Dört tarz-ı siyaset demeyeceğim ama “DÖRT EĞİLİM” bir arada diyerek siyaset yapan yani kendince bir “tarz-ı siyaset” geliştiren bir Turgut Özal geçti bu ülkeden… -Özal’ın demokratik sol, liberal sağ, milliyetçi sağ ve İslâmî sağı yani CHP-AP-MHP-MSP’nin temsil ettiği görüşleri ANAP şemsiyesi altında birleştirme iddiası ve bir ölçüde başarılı olduğu görüşü var; ne derece doğrudur, yorum sizin…
Bu üç hatırlatmayı yapmamın sebebi var, sözü dördüncü bir hatırlatmaya getireceğim. İl Başkanı, Belediye Başkanı, Başbakan, Cumhurbaşkanı olarak siyaset yapan ve son on yıldır adeta tek başına Türkiye’yi yöneten Recep Tayyip Erdoğan için deniyor ki: -Özal “dört eğilimi” birleştirdi, Erdoğan yeniden tanımladı ve “ruh” verdi… -Özal hayal etti, Erdoğan yaptı… -Erdoğan, merkez sağ seçmene yeni bir kimlik vererek politik mühendislik yaptı, elli yıl sonra DP’ye yeniden “ruh” verdi... Ben meramımı anlatmak için “ruh” kelimesini değil ama “rüzgâr” kelimesini kullanacağım. Neden? AK Parti kurulmazdan önce kendisiyle yaptığım özel görüşmede bu kelimeyi kullanmış ve “Merhum Menderes’ten sonra bu rüzgârı bir de sen yakaladın, gel bunu değerlendirelim…” demiş, o an yani o gün için olumlu cevap da almıştım… Bu konu ve meselenin detayları var ama şimdilik bu kadar hatırlatma yeter!

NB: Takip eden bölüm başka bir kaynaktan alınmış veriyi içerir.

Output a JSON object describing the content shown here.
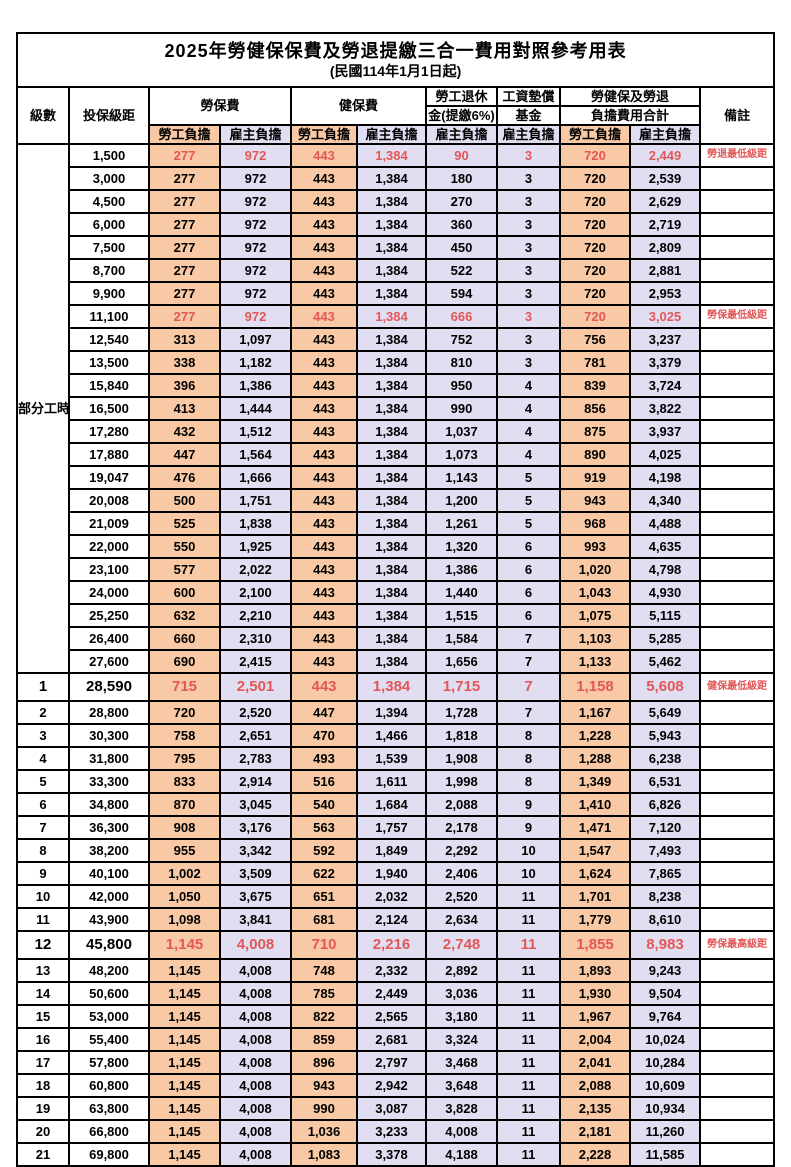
{
  "page": {
    "title": "2025年勞健保保費及勞退提繳三合一費用對照參考用表",
    "subtitle": "(民國114年1月1日起)"
  },
  "header": {
    "level": "級數",
    "bracket": "投保級距",
    "labor_fee": "勞保費",
    "health_fee": "健保費",
    "pension_line1": "勞工退休",
    "pension_line2": "金(提繳6%)",
    "wage_fund_line1": "工資墊償",
    "wage_fund_line2": "基金",
    "total_line1": "勞健保及勞退",
    "total_line2": "負擔費用合計",
    "employee_share": "勞工負擔",
    "employer_share": "雇主負擔",
    "remark": "備註"
  },
  "part_time_label": "部分工時",
  "part_time_rowspan": 23,
  "colors": {
    "employee_bg": "#F8C9A4",
    "employer_bg": "#E2DEF2",
    "highlight_red": "#E25757",
    "border": "#000000"
  },
  "rows": [
    {
      "level": "",
      "bracket": "1,500",
      "values": [
        "277",
        "972",
        "443",
        "1,384",
        "90",
        "3",
        "720",
        "2,449"
      ],
      "remark": "勞退最低級距",
      "highlight": true,
      "big": false
    },
    {
      "level": "",
      "bracket": "3,000",
      "values": [
        "277",
        "972",
        "443",
        "1,384",
        "180",
        "3",
        "720",
        "2,539"
      ],
      "remark": "",
      "highlight": false,
      "big": false
    },
    {
      "level": "",
      "bracket": "4,500",
      "values": [
        "277",
        "972",
        "443",
        "1,384",
        "270",
        "3",
        "720",
        "2,629"
      ],
      "remark": "",
      "highlight": false,
      "big": false
    },
    {
      "level": "",
      "bracket": "6,000",
      "values": [
        "277",
        "972",
        "443",
        "1,384",
        "360",
        "3",
        "720",
        "2,719"
      ],
      "remark": "",
      "highlight": false,
      "big": false
    },
    {
      "level": "",
      "bracket": "7,500",
      "values": [
        "277",
        "972",
        "443",
        "1,384",
        "450",
        "3",
        "720",
        "2,809"
      ],
      "remark": "",
      "highlight": false,
      "big": false
    },
    {
      "level": "",
      "bracket": "8,700",
      "values": [
        "277",
        "972",
        "443",
        "1,384",
        "522",
        "3",
        "720",
        "2,881"
      ],
      "remark": "",
      "highlight": false,
      "big": false
    },
    {
      "level": "",
      "bracket": "9,900",
      "values": [
        "277",
        "972",
        "443",
        "1,384",
        "594",
        "3",
        "720",
        "2,953"
      ],
      "remark": "",
      "highlight": false,
      "big": false
    },
    {
      "level": "",
      "bracket": "11,100",
      "values": [
        "277",
        "972",
        "443",
        "1,384",
        "666",
        "3",
        "720",
        "3,025"
      ],
      "remark": "勞保最低級距",
      "highlight": true,
      "big": false
    },
    {
      "level": "",
      "bracket": "12,540",
      "values": [
        "313",
        "1,097",
        "443",
        "1,384",
        "752",
        "3",
        "756",
        "3,237"
      ],
      "remark": "",
      "highlight": false,
      "big": false
    },
    {
      "level": "",
      "bracket": "13,500",
      "values": [
        "338",
        "1,182",
        "443",
        "1,384",
        "810",
        "3",
        "781",
        "3,379"
      ],
      "remark": "",
      "highlight": false,
      "big": false
    },
    {
      "level": "",
      "bracket": "15,840",
      "values": [
        "396",
        "1,386",
        "443",
        "1,384",
        "950",
        "4",
        "839",
        "3,724"
      ],
      "remark": "",
      "highlight": false,
      "big": false
    },
    {
      "level": "",
      "bracket": "16,500",
      "values": [
        "413",
        "1,444",
        "443",
        "1,384",
        "990",
        "4",
        "856",
        "3,822"
      ],
      "remark": "",
      "highlight": false,
      "big": false
    },
    {
      "level": "",
      "bracket": "17,280",
      "values": [
        "432",
        "1,512",
        "443",
        "1,384",
        "1,037",
        "4",
        "875",
        "3,937"
      ],
      "remark": "",
      "highlight": false,
      "big": false
    },
    {
      "level": "",
      "bracket": "17,880",
      "values": [
        "447",
        "1,564",
        "443",
        "1,384",
        "1,073",
        "4",
        "890",
        "4,025"
      ],
      "remark": "",
      "highlight": false,
      "big": false
    },
    {
      "level": "",
      "bracket": "19,047",
      "values": [
        "476",
        "1,666",
        "443",
        "1,384",
        "1,143",
        "5",
        "919",
        "4,198"
      ],
      "remark": "",
      "highlight": false,
      "big": false
    },
    {
      "level": "",
      "bracket": "20,008",
      "values": [
        "500",
        "1,751",
        "443",
        "1,384",
        "1,200",
        "5",
        "943",
        "4,340"
      ],
      "remark": "",
      "highlight": false,
      "big": false
    },
    {
      "level": "",
      "bracket": "21,009",
      "values": [
        "525",
        "1,838",
        "443",
        "1,384",
        "1,261",
        "5",
        "968",
        "4,488"
      ],
      "remark": "",
      "highlight": false,
      "big": false
    },
    {
      "level": "",
      "bracket": "22,000",
      "values": [
        "550",
        "1,925",
        "443",
        "1,384",
        "1,320",
        "6",
        "993",
        "4,635"
      ],
      "remark": "",
      "highlight": false,
      "big": false
    },
    {
      "level": "",
      "bracket": "23,100",
      "values": [
        "577",
        "2,022",
        "443",
        "1,384",
        "1,386",
        "6",
        "1,020",
        "4,798"
      ],
      "remark": "",
      "highlight": false,
      "big": false
    },
    {
      "level": "",
      "bracket": "24,000",
      "values": [
        "600",
        "2,100",
        "443",
        "1,384",
        "1,440",
        "6",
        "1,043",
        "4,930"
      ],
      "remark": "",
      "highlight": false,
      "big": false
    },
    {
      "level": "",
      "bracket": "25,250",
      "values": [
        "632",
        "2,210",
        "443",
        "1,384",
        "1,515",
        "6",
        "1,075",
        "5,115"
      ],
      "remark": "",
      "highlight": false,
      "big": false
    },
    {
      "level": "",
      "bracket": "26,400",
      "values": [
        "660",
        "2,310",
        "443",
        "1,384",
        "1,584",
        "7",
        "1,103",
        "5,285"
      ],
      "remark": "",
      "highlight": false,
      "big": false
    },
    {
      "level": "",
      "bracket": "27,600",
      "values": [
        "690",
        "2,415",
        "443",
        "1,384",
        "1,656",
        "7",
        "1,133",
        "5,462"
      ],
      "remark": "",
      "highlight": false,
      "big": false
    },
    {
      "level": "1",
      "bracket": "28,590",
      "values": [
        "715",
        "2,501",
        "443",
        "1,384",
        "1,715",
        "7",
        "1,158",
        "5,608"
      ],
      "remark": "健保最低級距",
      "highlight": true,
      "big": true
    },
    {
      "level": "2",
      "bracket": "28,800",
      "values": [
        "720",
        "2,520",
        "447",
        "1,394",
        "1,728",
        "7",
        "1,167",
        "5,649"
      ],
      "remark": "",
      "highlight": false,
      "big": false
    },
    {
      "level": "3",
      "bracket": "30,300",
      "values": [
        "758",
        "2,651",
        "470",
        "1,466",
        "1,818",
        "8",
        "1,228",
        "5,943"
      ],
      "remark": "",
      "highlight": false,
      "big": false
    },
    {
      "level": "4",
      "bracket": "31,800",
      "values": [
        "795",
        "2,783",
        "493",
        "1,539",
        "1,908",
        "8",
        "1,288",
        "6,238"
      ],
      "remark": "",
      "highlight": false,
      "big": false
    },
    {
      "level": "5",
      "bracket": "33,300",
      "values": [
        "833",
        "2,914",
        "516",
        "1,611",
        "1,998",
        "8",
        "1,349",
        "6,531"
      ],
      "remark": "",
      "highlight": false,
      "big": false
    },
    {
      "level": "6",
      "bracket": "34,800",
      "values": [
        "870",
        "3,045",
        "540",
        "1,684",
        "2,088",
        "9",
        "1,410",
        "6,826"
      ],
      "remark": "",
      "highlight": false,
      "big": false
    },
    {
      "level": "7",
      "bracket": "36,300",
      "values": [
        "908",
        "3,176",
        "563",
        "1,757",
        "2,178",
        "9",
        "1,471",
        "7,120"
      ],
      "remark": "",
      "highlight": false,
      "big": false
    },
    {
      "level": "8",
      "bracket": "38,200",
      "values": [
        "955",
        "3,342",
        "592",
        "1,849",
        "2,292",
        "10",
        "1,547",
        "7,493"
      ],
      "remark": "",
      "highlight": false,
      "big": false
    },
    {
      "level": "9",
      "bracket": "40,100",
      "values": [
        "1,002",
        "3,509",
        "622",
        "1,940",
        "2,406",
        "10",
        "1,624",
        "7,865"
      ],
      "remark": "",
      "highlight": false,
      "big": false
    },
    {
      "level": "10",
      "bracket": "42,000",
      "values": [
        "1,050",
        "3,675",
        "651",
        "2,032",
        "2,520",
        "11",
        "1,701",
        "8,238"
      ],
      "remark": "",
      "highlight": false,
      "big": false
    },
    {
      "level": "11",
      "bracket": "43,900",
      "values": [
        "1,098",
        "3,841",
        "681",
        "2,124",
        "2,634",
        "11",
        "1,779",
        "8,610"
      ],
      "remark": "",
      "highlight": false,
      "big": false
    },
    {
      "level": "12",
      "bracket": "45,800",
      "values": [
        "1,145",
        "4,008",
        "710",
        "2,216",
        "2,748",
        "11",
        "1,855",
        "8,983"
      ],
      "remark": "勞保最高級距",
      "highlight": true,
      "big": true
    },
    {
      "level": "13",
      "bracket": "48,200",
      "values": [
        "1,145",
        "4,008",
        "748",
        "2,332",
        "2,892",
        "11",
        "1,893",
        "9,243"
      ],
      "remark": "",
      "highlight": false,
      "big": false
    },
    {
      "level": "14",
      "bracket": "50,600",
      "values": [
        "1,145",
        "4,008",
        "785",
        "2,449",
        "3,036",
        "11",
        "1,930",
        "9,504"
      ],
      "remark": "",
      "highlight": false,
      "big": false
    },
    {
      "level": "15",
      "bracket": "53,000",
      "values": [
        "1,145",
        "4,008",
        "822",
        "2,565",
        "3,180",
        "11",
        "1,967",
        "9,764"
      ],
      "remark": "",
      "highlight": false,
      "big": false
    },
    {
      "level": "16",
      "bracket": "55,400",
      "values": [
        "1,145",
        "4,008",
        "859",
        "2,681",
        "3,324",
        "11",
        "2,004",
        "10,024"
      ],
      "remark": "",
      "highlight": false,
      "big": false
    },
    {
      "level": "17",
      "bracket": "57,800",
      "values": [
        "1,145",
        "4,008",
        "896",
        "2,797",
        "3,468",
        "11",
        "2,041",
        "10,284"
      ],
      "remark": "",
      "highlight": false,
      "big": false
    },
    {
      "level": "18",
      "bracket": "60,800",
      "values": [
        "1,145",
        "4,008",
        "943",
        "2,942",
        "3,648",
        "11",
        "2,088",
        "10,609"
      ],
      "remark": "",
      "highlight": false,
      "big": false
    },
    {
      "level": "19",
      "bracket": "63,800",
      "values": [
        "1,145",
        "4,008",
        "990",
        "3,087",
        "3,828",
        "11",
        "2,135",
        "10,934"
      ],
      "remark": "",
      "highlight": false,
      "big": false
    },
    {
      "level": "20",
      "bracket": "66,800",
      "values": [
        "1,145",
        "4,008",
        "1,036",
        "3,233",
        "4,008",
        "11",
        "2,181",
        "11,260"
      ],
      "remark": "",
      "highlight": false,
      "big": false
    },
    {
      "level": "21",
      "bracket": "69,800",
      "values": [
        "1,145",
        "4,008",
        "1,083",
        "3,378",
        "4,188",
        "11",
        "2,228",
        "11,585"
      ],
      "remark": "",
      "highlight": false,
      "big": false
    }
  ]
}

Bütün bu hatırlatmalarımın ana sebebine yani sadede gelelim.
Malum olduğu üzere, YENİ SEÇİM kararı alındı; 1 Kasım’da YENİDEN SEÇİM var!
Yine malum olduğu üzere Türk toplum yapısına örfler hâkimdir. Bir kitapta yazmamasına, dini bir bağlayıcılığı olmamasına rağmen kati olarak kabul gören bu örfler, artık etkinliğini kaybetmeye başlasa da hepten yok olmuş değildir. Mesela, büyüğün yanında bacak üst üste atıp oturmak, sigara içmek, izin verilmeden söze karışmak gibi... Bir de evlilik mevzuu vardır ki o çok derindir. O noktada esnekliği olmayan Türk aile yapısında evlilik neredeyse kutsaldır, bu sebeple de zaten boşanmalar hoş karşılanmaz. Türk toplumunda bir kızla evlilik vaadi olmaksızın görüşmek, diğer bir deyişle flört etmek hiç de hoş karşılanmaz, mesele namus davasına kadar gider. Bu hatırlatmalarımın da sebebi var. Sözü muhalefet partileri ile yapılan “koalisyon görüşmelerine” yani son haftalardaki “partilerimizin siyaset tarzına” getirmemiz gerekiyor. 7 Haziran’dan beri “koalisyon bahsi olmaksızın” haftalar boyunca “partilerimizin flört etmesine” gelecek olunursa, “partilerimizin siyaset tarzı ve siyaset namusu” ne âlemdedir muhabbetini yapsak, onlar bile bunu dert ve mesele etmezken, bu muhabbet maalesef bizi hiçbir yere ulaştırmaz, ulaştıramaz... Taklitten ibaret insanlar nasıl davranırsa toplumlar da öyle davranır, kompleksli yapısı gereği hep ‘o ne der’, ‘bu ne der’ diye hesap yapar. Kendi doğrusu olmadığı için hep gözü kendince yüksek gördüklerindedir. Bizim de idolümüz AB’dir! Onun yasaları ve uygulamaları bizim için örnektir! Eleştirmeden, değiştirmeden, uyarlamadan onun kanunlarını alır ve uygulamaya çalışırız!..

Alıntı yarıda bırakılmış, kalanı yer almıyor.